Au vu des évolutions actuelles sur le continent africain, en perspective du Sommet des 25-27 septembre à New-York devant adopter un « plan mondial de développement post-2015 ».

Respectez, aimez et servez l’Afrique en vérité !

1. À nos chefs d’État et gouvernements africains,
Au Secrétaire Général des Nations Unies
Aux chefs d’État et gouvernements avec lesquels nos pays ont conclu des accords bilatéraux ou multilatéraux,
Aux responsables des institutions panafricaines,
Aux responsables des organisations internationales,
Aux partenaires de la gouvernance mondiale et bailleurs de fonds,
Aux fils et filles de notre bien-aimé continent africain,

2. Nous, évêques d’Afrique et de Madagascar, ici représentés par les présidents de nos conférences épiscopales, ou par les évêques par elles mandatés, animés d’un grand amour pour Dieu et tous les hommes, mettant notre confiance en la Providence divine qui fait tout concourir au bien de ceux qui cherchent Dieu, étroitement solidaires, avec l’Église universelle, de l’ensemble de la famille humaine, nous estimons être de notre devoir devant l’Éternel, en cette heure critique de la coopération internationale, de lancer à tous, mais plus particulièrement aux dirigeants politiques et responsables d’organismes internationaux, cet appel pressant

3. Ayez le courage et prenez l’engagement de respecter, d’aimer et de servir l’Afrique en vérité ! N’ayez pas peur de vous ouvrir à la contribution humaine et spirituelle que le continent noir peut offrir à l’humanité en cette heure où la décadence morale a produit sur d’autres continents des maux dont nous, Africains, ne voulons pas ! Protégez et défendez les valeurs séculaires de notre continent ! Cherchez et servez avant tout le bien de ses fils et ses filles ! Renoncez à la triple séduction du plaisir, de l’argent et du pouvoir !

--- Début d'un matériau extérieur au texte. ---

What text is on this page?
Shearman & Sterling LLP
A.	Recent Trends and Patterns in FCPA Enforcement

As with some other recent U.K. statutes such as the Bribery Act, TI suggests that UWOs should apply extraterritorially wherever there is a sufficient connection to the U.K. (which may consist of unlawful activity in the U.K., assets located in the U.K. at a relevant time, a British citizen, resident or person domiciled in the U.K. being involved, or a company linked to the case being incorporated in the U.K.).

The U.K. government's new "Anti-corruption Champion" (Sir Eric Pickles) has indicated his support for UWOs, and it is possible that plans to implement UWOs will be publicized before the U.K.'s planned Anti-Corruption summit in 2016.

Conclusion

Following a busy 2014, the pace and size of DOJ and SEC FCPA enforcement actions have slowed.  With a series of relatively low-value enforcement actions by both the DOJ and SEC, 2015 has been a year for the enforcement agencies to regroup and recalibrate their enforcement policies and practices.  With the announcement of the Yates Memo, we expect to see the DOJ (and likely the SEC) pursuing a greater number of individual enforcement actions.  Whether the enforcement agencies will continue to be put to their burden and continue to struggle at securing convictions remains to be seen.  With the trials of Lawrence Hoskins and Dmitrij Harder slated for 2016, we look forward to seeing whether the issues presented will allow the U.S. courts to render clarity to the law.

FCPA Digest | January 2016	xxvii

4. Nous sommes unanimement blessés, au plus intime de notre cœur de pasteurs, par les attaques contre la vie, la famille, ce qui est moral et sacré, le sain développement humain de nos jeunes, avenir de l’Afrique, le plein épanouissement des femmes, le respect des personnes âgées, dont nos cultures africaines ont un sens si aigu. Des intérêts égoïstes et pervers s’imposent à notre continent à une vitesse qui ne cesse de s’accélérer, avec une agressivité qui ne cesse de se renforcer, de manière de plus en plus organisée et puissamment financée, introduisant dans nos sociétés un individualisme et un hédonisme si étrangers à ce que nous sommes et voulons être.

5. C’est pourquoi nous vous implorons de mettre fin aux campagnes immondes de promotion de la civilisation mondiale de la mort sur notre continent. Il s’agit d’une résurgence terrifiante de l’esprit colonialiste se déguisant sous les noms alléchants de liberté, égalité, droits, autonomie, démocratisation et développement. Préservatifs, contraceptifs, programmes d’éducation sexuelle fabriqués ailleurs, purement techniques, sans références morales, avortement prétendument « sans risques » sont devenus des denrées plus accessibles aux africains que le mode d’emploi du développement intégral dont nous avons un besoin vital. Nul n’ignore désormais que sous l’euphémisme de « santé et droits sexuels et reproductifs », ces programmes sont purement et simplement imposés comme condition d’aide au développement. Il en est de même de la « perspective du genre », selon laquelle la maternité, l’identité filiale et nuptiale de l’être humain et la famille basée sur le mariage entre un homme et une femme seraient des « stéréotypes discriminatoires ». Non, les femmes et les hommes, en Afrique, ne sont pas des individus autonomes de leurs parents, époux, enfants : femmes, hommes, enfants, nous sommes tous des personnes, faites par amour et pour l’amour et faisons tous partie d’une famille et d’une communauté, vitalement, ontologiquement et affectivement unis !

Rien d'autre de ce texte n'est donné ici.